Human rights groups have criticized the International Olympic Committee (IOC) for awarding the Games to China.
Several nations will not send government officials to the Games, moves China has described as interfering in its internal affairs. The United States has gone so far as to call China’s actions against the Uighurs a genocide, pointing to forced labor, imprisonment and torture. China denies the allegations.
The IOC insists that diplomatic boycotts will not affect China’s ability to stage the event. IOC President Thomas Bach has repeatedly said that the Olympics should be “politically neutral”.
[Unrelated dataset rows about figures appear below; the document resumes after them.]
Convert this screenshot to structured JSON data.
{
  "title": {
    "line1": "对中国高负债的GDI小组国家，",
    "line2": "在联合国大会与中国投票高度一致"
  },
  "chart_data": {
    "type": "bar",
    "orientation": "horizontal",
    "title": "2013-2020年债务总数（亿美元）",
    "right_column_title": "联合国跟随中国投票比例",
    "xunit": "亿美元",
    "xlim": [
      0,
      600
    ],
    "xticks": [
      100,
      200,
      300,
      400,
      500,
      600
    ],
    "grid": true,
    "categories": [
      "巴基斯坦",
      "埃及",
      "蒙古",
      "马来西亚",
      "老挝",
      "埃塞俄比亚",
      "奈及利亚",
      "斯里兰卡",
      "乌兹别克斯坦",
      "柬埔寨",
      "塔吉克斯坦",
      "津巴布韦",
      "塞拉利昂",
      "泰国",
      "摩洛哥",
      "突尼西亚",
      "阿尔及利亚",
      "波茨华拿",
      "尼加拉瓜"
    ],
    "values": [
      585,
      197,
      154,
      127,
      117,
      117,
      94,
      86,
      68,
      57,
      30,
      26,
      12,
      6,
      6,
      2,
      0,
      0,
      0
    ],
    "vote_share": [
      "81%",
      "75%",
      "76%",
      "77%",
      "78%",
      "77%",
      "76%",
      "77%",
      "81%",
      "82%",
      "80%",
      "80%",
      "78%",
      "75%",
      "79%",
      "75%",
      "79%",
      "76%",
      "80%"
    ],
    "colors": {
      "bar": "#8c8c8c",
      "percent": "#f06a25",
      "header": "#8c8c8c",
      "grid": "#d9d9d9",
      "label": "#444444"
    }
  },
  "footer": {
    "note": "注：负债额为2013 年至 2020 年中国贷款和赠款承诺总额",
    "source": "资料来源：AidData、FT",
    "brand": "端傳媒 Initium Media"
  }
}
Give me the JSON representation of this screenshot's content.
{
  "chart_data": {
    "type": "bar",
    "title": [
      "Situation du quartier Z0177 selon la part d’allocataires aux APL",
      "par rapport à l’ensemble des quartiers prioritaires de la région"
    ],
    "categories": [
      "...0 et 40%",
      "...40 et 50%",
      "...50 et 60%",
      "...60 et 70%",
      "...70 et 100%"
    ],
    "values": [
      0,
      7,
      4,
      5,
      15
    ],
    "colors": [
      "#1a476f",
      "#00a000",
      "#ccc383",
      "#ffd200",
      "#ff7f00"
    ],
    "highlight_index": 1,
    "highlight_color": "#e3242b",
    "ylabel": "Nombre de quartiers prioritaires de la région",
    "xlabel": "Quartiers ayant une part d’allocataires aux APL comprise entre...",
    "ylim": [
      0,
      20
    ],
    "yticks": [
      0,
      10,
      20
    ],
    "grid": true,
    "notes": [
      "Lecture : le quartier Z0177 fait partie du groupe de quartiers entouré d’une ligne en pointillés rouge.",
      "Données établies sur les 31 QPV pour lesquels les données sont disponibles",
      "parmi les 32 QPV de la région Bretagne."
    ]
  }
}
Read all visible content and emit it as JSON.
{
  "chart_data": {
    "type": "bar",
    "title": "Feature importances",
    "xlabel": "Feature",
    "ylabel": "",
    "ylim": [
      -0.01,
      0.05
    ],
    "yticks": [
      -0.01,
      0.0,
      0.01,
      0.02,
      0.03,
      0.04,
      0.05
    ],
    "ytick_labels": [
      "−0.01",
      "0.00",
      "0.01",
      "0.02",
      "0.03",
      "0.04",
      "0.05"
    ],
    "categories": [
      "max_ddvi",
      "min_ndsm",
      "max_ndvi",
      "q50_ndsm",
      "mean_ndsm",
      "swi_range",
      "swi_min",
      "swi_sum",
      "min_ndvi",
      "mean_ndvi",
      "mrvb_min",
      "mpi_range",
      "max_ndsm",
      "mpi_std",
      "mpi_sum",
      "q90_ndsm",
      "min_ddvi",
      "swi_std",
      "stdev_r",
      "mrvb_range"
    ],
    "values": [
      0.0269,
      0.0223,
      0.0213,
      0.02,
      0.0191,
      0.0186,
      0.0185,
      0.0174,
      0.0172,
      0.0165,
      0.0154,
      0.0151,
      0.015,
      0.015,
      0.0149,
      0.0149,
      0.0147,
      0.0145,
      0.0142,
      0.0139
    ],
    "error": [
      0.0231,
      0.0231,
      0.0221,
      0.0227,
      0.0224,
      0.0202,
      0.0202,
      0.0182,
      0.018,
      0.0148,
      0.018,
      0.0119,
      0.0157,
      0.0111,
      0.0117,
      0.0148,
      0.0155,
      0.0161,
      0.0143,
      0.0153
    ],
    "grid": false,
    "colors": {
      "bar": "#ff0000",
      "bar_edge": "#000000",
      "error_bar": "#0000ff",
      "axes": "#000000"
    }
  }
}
IOC President Thomas Bach and Chinese President Xi Jinping met on January 25 and discussed the “strong support of the international community” for the upcoming Games.
William Lee, a Hong Kong native who has lived in Japan since 2018, fears the Games will send the wrong message to the international community.
The 28-year-old activist says the Chinese government has gradually stripped Hong Kong people’s freedoms. “People’s daily lives, freedom to criticize the government, freedom of speech and freedom of assembly have all been restricted. [in Hong Kong],” he says.
During a return trip to Hong Kong in November 2019, Lee took photos of protesters in the Wan Chai district and the police intervened. They arrested him for obstructing their work, but later dropped the charges. He says he realized the Hong Kong he once knew was gone.
“I hope people around the world will recognize the problem. What is really going on? Why are Chinese people crying?” he says. “If people can find out clearly, we can finally create an opportunity for change.”
A national security law that took effect in June 2020 has stifled the pro-democracy movement and led to the crackdown on political and media activity. Lee says it makes it more important for people outside of Hong Kong to have their voices heard.
“The stakes are higher, but to be silent is to give China exactly what it wants,” Lee says. “Now is the time for people around the world to put pressure on China and speak out on behalf of those who can no longer.”
Beijing authorities are keen to make sure that doesn’t happen. A Chinese Olympic official has made it clear that athletes could be punished for any behavior that violates the Olympic spirit or Chinese rules. Athletes have been advised not to discuss human rights issues while in China for their own safety.
Ako Tomoko, a sociology professor at the University of Tokyo’s Graduate School of Arts and Sciences, said Olympic officials should consider whether Beijing embodies the movement’s ideals.
“Should China have been chosen as the host country? I think we have to ask the IOC,” she said. “We should look at the procedure to decide which country should host the Olympics.”